When Elsbeth committed suicide, Johnny blamed himself. How could he not have seen how deeply depressed she had become? Only Johnny had no idea the degree to which Elsbeth's desperation had progressed. The note she left said that she had done something terrible that she couldn't stop. He knew that Elsbeth had been dabbling in magic, but all of that dark magic stuff is make-believe, right? Then again, Elsbeth's best friend, Mary, did claim to have seen a dark, cloaked figure outside the day she found Elsbeth's body. That is, she saw him right before she lost her mind for a period of time and was found wandering aimlessly down the rural streets. The police could find no evidence the man actually existed.
Two years have passed and Johnny is still trying to fill the void Elsbeth left in his life. Unbeknownst to him, something peculiar has been plaguing the literary world. It seems agents are committing horrific suicides left and right, all shortly after a visit from a dark, cloaked man identifying himself as William Bagnold from Two Ravens Publishing out of London. Problem is, Two Ravens Publishing hasn't existed since 1944. And Bagnold claims he is representing a client by the name of Elsbeth Malone.

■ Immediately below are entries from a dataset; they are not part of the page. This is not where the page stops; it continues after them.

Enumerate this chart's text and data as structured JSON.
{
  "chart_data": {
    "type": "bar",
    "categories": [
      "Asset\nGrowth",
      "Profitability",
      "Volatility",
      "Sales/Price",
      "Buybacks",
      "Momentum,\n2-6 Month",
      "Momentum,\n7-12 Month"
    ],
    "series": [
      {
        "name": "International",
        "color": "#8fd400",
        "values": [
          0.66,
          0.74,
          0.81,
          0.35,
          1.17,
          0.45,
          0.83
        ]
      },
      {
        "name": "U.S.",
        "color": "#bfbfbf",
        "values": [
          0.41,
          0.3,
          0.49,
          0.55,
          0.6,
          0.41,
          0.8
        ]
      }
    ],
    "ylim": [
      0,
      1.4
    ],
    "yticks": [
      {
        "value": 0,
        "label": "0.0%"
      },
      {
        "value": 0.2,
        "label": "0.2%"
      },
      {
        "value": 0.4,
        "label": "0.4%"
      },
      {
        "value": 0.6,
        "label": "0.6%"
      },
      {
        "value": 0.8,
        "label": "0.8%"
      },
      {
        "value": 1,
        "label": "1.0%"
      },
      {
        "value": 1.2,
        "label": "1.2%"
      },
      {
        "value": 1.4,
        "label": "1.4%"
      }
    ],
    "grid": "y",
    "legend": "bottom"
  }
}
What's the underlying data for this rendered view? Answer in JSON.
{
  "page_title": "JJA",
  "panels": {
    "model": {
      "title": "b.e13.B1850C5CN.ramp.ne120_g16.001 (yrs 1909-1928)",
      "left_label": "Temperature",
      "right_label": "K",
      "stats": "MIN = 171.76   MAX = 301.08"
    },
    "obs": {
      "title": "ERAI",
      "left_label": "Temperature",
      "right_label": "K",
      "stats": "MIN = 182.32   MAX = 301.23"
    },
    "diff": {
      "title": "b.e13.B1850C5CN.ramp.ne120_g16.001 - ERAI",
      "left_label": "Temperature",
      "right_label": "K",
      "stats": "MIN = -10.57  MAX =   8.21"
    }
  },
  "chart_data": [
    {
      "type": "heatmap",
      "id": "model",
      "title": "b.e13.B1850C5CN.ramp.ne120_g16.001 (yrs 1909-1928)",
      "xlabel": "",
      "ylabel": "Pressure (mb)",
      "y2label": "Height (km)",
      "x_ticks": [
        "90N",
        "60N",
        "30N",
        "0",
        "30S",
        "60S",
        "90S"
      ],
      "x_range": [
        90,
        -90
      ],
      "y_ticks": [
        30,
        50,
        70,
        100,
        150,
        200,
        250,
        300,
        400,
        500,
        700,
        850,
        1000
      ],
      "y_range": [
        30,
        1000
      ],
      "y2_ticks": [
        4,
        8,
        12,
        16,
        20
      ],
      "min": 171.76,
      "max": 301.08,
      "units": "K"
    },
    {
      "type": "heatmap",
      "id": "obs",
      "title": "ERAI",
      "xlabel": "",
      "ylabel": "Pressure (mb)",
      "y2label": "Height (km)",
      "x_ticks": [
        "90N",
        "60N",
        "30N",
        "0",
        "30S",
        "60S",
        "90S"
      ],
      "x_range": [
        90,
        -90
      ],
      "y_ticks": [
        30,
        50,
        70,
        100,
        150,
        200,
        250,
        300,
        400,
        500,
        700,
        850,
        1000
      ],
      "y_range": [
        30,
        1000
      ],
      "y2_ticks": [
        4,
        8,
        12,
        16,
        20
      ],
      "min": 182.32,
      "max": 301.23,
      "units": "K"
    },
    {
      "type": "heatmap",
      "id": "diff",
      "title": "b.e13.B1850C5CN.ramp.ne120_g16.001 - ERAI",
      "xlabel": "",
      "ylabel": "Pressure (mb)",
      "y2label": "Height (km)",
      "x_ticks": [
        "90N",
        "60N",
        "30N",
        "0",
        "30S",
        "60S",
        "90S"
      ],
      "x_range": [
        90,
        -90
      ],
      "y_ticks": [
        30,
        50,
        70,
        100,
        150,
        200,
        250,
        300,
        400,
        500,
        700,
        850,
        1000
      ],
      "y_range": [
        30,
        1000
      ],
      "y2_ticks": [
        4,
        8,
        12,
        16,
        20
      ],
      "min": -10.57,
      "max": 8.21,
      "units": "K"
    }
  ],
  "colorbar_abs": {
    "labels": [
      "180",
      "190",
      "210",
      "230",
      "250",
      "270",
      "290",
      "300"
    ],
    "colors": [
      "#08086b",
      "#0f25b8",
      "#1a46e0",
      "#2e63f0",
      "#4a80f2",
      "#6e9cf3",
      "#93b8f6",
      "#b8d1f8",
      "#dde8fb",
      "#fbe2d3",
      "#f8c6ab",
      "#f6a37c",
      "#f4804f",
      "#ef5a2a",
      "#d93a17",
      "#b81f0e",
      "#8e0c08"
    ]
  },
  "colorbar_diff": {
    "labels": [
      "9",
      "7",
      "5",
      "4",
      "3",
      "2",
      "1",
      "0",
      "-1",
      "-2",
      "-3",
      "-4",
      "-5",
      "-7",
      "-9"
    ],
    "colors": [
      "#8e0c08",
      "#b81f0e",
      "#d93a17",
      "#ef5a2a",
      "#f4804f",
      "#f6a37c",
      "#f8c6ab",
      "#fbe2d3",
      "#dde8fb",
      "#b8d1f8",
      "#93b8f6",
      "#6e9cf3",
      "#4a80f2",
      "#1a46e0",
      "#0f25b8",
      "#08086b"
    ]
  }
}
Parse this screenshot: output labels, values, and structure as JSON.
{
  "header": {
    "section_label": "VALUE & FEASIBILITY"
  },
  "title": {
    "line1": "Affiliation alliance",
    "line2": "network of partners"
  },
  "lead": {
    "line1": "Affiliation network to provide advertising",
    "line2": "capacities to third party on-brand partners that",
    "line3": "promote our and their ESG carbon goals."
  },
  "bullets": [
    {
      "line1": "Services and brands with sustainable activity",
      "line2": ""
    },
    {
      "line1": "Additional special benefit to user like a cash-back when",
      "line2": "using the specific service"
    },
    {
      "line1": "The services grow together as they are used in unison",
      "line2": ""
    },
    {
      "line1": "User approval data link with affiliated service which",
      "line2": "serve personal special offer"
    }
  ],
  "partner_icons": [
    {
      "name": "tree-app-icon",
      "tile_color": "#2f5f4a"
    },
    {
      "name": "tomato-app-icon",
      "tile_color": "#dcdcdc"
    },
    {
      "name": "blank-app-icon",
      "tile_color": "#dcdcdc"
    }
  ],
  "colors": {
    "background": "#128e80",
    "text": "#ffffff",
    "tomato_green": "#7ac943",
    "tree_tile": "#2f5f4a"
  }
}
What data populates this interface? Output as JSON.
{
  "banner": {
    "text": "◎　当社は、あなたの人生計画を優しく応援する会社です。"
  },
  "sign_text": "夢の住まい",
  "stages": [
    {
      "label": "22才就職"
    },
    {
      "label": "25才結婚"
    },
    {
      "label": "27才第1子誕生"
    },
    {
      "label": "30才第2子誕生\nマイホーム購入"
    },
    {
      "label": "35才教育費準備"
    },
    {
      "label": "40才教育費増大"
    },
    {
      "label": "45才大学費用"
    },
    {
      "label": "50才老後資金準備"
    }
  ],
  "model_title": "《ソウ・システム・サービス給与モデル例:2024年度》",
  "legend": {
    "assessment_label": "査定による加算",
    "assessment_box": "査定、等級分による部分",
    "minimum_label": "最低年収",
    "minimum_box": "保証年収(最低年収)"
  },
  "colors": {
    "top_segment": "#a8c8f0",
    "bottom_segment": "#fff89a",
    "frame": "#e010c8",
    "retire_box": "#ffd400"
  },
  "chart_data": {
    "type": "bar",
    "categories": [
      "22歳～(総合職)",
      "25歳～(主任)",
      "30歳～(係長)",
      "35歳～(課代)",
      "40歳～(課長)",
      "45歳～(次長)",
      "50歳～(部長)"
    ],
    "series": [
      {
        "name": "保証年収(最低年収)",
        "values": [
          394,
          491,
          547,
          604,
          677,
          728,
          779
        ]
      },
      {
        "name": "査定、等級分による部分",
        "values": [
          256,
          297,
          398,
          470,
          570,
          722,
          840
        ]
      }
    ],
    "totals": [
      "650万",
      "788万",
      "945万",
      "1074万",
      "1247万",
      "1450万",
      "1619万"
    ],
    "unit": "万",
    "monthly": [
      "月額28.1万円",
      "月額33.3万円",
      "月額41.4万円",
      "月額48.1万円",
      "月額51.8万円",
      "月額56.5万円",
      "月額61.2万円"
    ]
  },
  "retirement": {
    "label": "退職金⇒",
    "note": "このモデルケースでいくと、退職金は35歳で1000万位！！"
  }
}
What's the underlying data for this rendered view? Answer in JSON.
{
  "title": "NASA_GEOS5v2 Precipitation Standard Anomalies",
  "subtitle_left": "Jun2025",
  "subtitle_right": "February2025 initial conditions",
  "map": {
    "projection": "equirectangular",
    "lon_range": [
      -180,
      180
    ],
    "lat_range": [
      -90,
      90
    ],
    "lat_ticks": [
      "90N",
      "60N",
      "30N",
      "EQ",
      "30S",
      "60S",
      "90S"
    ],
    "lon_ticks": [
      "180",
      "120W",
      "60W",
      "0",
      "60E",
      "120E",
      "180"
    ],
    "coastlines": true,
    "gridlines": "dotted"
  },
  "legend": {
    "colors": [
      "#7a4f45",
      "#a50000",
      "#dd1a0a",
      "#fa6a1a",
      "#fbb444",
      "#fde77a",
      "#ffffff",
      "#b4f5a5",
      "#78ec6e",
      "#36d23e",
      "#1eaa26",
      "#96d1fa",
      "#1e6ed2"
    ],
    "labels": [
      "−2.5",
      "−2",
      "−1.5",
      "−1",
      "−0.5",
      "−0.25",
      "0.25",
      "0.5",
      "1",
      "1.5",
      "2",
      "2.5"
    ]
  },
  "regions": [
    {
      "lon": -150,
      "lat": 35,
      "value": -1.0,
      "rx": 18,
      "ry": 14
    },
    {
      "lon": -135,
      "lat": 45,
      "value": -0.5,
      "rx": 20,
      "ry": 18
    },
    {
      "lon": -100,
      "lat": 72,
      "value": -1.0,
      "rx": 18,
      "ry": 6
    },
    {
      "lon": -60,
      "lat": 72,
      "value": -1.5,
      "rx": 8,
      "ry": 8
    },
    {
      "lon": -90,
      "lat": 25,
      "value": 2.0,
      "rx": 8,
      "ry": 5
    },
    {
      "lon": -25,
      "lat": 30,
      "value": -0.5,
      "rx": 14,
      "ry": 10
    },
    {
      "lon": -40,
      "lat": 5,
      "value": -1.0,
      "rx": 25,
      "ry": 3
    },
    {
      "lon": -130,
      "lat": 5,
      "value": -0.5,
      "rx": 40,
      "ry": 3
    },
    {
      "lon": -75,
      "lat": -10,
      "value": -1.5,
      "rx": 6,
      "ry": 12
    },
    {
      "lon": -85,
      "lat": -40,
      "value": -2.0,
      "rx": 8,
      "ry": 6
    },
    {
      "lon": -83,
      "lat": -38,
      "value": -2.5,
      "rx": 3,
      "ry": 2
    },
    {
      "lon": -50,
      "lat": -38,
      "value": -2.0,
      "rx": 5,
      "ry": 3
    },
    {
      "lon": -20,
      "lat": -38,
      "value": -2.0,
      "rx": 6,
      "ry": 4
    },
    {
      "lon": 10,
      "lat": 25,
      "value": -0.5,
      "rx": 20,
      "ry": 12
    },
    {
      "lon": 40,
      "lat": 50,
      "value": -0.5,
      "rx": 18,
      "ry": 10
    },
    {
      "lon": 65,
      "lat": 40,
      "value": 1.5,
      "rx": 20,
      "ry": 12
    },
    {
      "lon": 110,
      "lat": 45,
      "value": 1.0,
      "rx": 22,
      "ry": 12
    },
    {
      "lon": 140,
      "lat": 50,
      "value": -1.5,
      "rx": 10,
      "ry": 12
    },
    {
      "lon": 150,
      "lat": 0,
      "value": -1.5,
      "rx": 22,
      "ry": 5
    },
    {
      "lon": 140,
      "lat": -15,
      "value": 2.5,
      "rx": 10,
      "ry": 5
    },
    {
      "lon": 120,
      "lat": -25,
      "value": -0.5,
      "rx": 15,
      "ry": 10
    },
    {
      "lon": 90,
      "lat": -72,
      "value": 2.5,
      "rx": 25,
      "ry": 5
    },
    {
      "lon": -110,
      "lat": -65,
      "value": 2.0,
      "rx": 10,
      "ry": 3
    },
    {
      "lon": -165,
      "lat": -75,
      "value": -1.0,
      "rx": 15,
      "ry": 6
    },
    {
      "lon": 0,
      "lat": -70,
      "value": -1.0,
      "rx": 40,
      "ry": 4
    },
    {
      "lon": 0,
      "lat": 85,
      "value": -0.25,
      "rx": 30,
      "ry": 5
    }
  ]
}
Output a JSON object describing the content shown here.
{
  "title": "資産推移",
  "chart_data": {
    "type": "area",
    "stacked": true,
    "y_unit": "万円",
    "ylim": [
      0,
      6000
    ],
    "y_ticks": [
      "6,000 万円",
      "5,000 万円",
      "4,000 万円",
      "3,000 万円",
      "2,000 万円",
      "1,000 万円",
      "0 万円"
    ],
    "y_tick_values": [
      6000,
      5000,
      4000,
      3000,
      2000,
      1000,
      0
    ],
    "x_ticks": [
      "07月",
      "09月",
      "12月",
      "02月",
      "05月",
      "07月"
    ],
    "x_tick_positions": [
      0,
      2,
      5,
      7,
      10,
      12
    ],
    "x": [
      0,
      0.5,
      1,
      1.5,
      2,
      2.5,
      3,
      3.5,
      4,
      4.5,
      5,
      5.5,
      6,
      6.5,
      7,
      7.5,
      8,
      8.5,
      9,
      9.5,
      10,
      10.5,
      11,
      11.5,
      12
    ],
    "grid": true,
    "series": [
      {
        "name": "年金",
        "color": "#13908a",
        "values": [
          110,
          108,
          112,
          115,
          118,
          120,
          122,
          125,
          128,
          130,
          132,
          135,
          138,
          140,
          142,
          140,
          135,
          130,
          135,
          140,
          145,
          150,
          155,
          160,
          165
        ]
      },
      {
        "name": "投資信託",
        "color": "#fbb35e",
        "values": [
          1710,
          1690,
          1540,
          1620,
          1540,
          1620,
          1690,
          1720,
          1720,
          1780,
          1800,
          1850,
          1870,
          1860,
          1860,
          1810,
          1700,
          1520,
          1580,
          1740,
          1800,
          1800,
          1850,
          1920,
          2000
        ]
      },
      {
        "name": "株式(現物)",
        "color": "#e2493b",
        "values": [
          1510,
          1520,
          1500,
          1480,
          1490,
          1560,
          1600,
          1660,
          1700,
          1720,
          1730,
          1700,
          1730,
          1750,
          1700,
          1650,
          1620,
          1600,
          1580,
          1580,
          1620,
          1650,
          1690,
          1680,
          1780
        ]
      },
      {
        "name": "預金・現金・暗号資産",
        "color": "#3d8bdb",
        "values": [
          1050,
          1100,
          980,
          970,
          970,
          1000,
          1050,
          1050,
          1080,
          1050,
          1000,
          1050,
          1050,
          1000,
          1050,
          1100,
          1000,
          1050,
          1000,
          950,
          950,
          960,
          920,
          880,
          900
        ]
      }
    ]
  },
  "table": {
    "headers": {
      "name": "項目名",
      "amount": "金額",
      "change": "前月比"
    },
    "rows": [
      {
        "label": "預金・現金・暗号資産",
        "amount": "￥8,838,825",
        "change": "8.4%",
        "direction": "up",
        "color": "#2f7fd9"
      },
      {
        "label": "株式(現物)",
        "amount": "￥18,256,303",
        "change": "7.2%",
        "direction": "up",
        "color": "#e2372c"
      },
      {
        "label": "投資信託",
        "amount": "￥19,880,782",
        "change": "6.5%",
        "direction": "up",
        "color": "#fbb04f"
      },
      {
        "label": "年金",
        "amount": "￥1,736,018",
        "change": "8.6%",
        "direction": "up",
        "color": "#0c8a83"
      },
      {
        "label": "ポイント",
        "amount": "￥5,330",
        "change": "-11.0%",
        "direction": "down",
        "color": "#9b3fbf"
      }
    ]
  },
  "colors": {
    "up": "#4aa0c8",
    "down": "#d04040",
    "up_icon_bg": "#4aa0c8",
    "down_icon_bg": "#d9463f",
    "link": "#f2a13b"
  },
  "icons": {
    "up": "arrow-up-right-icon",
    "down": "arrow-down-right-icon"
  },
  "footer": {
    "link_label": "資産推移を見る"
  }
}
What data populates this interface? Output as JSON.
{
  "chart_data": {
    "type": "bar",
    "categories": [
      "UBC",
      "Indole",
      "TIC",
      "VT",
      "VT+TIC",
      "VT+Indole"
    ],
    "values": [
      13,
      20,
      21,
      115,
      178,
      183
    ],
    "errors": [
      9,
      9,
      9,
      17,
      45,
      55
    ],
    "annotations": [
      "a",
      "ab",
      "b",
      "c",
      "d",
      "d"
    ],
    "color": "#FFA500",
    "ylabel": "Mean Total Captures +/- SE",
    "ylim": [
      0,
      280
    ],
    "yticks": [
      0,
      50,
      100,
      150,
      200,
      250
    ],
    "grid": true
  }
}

The Right Thing by James Richard Larson is an absolutely thrilling novel. It is refreshing to find an author with such literary adeptness in the horror genre. Larson’s style could be compared to that of Stephen King, without the quirkiness. The story lacks any degree of predictability, keeping the reader on the edge of their seat from the first until the very last page.
*I am astounded this novel came from a vanity press. I became glued to it from page one, I would think publishers would be scrambling for it. Although I'm wondering if the terrible things that keep happening to agents in the novel has anything to do with it, LOL?